Machine Transcription

As of Imaginary Captions 2.1, we support machine transcription of your video content using either the Imaginary Captions Cloud or Amazon Web Services (AWS) "Amazon Transcribe" service. As with our machine translation services, machine transcription requires either the purchase of In-App credits (Imaginary Captions) or a BYOC subscription (AWS).

Transcription Basics

If primary dialog language (aka media language) of your video is in a supported language, then you can get a head start creating captions using machine transcription. Just load your video like you normally would and select Video | Transcribe. A dialog box will pop up saying that your video has been sent to the cloud and that it may take some time before it is ready.

Go grab some lunch, because this will take a while. A 30-second video will likely take about 5 minutes. A feature film will take a very long time.
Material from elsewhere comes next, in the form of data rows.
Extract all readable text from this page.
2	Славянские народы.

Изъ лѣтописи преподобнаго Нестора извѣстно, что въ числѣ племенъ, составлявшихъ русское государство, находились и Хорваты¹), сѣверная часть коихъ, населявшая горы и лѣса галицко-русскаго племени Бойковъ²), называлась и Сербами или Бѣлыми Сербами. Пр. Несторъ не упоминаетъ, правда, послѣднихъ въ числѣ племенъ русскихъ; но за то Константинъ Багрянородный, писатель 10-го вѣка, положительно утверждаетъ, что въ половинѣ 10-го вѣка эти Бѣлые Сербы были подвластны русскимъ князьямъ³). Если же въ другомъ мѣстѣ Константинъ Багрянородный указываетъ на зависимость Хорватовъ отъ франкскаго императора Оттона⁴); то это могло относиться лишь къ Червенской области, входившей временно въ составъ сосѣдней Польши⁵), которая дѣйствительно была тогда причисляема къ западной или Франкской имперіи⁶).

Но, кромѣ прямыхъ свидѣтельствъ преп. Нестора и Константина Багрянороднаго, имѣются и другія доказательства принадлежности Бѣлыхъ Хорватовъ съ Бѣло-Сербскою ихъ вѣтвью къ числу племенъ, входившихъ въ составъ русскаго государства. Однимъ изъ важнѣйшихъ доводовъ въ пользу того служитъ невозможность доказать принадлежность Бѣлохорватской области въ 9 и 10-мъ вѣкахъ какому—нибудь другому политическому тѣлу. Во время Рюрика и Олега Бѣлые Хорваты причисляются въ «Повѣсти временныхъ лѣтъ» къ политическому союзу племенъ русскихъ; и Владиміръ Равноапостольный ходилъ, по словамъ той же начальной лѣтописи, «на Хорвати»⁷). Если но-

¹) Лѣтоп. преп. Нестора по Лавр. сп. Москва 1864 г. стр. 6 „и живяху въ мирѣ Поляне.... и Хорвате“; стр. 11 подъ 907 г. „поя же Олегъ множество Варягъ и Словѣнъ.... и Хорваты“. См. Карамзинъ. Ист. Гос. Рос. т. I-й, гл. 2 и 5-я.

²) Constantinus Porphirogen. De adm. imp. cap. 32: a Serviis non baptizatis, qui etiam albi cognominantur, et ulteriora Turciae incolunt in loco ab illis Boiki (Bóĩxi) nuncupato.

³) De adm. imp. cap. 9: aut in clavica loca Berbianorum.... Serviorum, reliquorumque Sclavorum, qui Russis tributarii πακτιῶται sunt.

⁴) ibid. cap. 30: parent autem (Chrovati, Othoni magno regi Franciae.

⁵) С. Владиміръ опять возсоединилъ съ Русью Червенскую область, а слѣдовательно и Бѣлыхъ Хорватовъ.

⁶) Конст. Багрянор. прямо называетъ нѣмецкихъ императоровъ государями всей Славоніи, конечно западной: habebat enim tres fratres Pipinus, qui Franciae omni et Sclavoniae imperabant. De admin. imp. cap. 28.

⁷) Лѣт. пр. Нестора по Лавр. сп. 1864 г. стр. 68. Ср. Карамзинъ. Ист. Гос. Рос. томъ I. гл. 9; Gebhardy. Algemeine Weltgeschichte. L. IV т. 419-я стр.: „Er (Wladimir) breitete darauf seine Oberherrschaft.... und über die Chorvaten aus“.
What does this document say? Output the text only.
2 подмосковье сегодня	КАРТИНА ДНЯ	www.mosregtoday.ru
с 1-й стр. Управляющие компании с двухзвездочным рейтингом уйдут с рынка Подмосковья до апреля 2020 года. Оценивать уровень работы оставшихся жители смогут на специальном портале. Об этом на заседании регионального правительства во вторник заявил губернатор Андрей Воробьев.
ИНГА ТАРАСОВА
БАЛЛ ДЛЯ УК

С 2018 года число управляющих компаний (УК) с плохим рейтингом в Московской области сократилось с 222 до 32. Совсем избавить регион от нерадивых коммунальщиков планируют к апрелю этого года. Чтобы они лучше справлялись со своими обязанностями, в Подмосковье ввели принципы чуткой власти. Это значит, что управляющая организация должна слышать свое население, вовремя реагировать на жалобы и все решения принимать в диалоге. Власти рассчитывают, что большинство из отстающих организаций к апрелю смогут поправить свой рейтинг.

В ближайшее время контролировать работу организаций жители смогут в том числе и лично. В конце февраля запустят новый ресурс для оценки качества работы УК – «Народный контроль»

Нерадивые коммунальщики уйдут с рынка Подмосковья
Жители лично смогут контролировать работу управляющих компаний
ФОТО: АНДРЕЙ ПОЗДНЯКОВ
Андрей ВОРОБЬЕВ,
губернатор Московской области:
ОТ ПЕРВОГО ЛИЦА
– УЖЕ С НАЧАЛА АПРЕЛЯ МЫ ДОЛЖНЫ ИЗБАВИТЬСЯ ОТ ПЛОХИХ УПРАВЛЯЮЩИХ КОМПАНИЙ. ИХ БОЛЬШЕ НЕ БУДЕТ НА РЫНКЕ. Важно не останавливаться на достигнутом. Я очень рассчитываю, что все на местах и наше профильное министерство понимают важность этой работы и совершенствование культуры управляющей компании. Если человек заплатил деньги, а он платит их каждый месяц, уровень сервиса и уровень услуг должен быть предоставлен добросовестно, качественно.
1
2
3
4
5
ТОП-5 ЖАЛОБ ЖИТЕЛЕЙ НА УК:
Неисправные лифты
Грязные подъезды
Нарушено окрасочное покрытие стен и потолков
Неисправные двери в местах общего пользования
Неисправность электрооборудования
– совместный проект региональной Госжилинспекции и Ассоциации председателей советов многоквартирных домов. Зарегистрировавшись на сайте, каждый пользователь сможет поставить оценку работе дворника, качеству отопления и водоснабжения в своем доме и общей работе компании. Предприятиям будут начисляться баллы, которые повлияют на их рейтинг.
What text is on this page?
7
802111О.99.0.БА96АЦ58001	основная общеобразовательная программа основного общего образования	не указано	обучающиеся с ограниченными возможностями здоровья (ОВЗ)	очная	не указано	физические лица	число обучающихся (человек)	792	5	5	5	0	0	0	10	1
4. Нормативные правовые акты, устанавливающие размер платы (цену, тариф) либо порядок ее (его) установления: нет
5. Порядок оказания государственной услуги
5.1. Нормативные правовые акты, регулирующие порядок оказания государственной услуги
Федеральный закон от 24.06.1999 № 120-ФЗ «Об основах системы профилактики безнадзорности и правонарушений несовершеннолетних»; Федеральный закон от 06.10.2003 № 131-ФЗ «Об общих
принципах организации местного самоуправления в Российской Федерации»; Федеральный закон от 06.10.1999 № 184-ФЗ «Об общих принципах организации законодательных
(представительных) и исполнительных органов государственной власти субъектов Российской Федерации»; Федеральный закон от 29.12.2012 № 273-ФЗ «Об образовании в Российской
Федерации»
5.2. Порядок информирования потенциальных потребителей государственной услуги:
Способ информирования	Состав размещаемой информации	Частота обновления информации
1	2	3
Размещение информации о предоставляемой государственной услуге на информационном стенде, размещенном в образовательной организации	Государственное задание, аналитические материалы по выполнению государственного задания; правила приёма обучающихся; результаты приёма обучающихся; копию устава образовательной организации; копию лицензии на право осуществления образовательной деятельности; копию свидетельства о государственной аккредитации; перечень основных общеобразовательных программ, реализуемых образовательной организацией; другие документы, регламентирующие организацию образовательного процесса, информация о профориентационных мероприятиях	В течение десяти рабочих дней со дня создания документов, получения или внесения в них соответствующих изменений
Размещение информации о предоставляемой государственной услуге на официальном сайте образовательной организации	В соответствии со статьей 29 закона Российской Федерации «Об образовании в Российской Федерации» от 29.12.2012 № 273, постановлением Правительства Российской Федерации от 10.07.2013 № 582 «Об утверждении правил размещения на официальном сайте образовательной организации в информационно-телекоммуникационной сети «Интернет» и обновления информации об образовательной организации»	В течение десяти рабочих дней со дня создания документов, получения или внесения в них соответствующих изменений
When the transcription is done, you will see another pop-up indicating the transcription completed and noting any errors that may have occurred. If all went well, you're captions window will be populated with the transcribed captions at roughly the right point in the video.

Setting Things Up

Support for machine transcription is a premium feature of Imaginary Captions that requires an in-app purchase or subscription, depending on your approach.

For details on configuring Imaginary Captions to do machine translation, see Cloud Service Options.

Quality

MACHINE TRANSCRIPTION IS THE START OF YOUR WORKFLOW, NOT THE END!!!

If you use the results of your machine transcription without reviewing and correcting errors, you are making a huge mistake. Machine transcription is designed to give you a head start, but it's definitely subject to errors.

Even if the machine transcription is absolutely perfect, it will capture only dialog. That's not sufficient for closed-captions. You need to add in ambient sounds, voice over directions, music, and other non-dialog information.

Once the machine transcription comes back, you should watch the video and make sure each caption is accurate and you are capturing any notes about the context of the dialog, ambient sounds, or music so that everything makes sense to a viewer with hearing impairments. This is also an opportunity to fix any incorrect captions or any timing issues.

Troubleshooting

The most likely issue you will encounter is that we cannot perform transcription of an asset that is remote (e.g. an asset in Vimeo). We need a local asset because we have to transcode your video into an audio file before uploading it to the cloud. We cannot currently do this with video streams.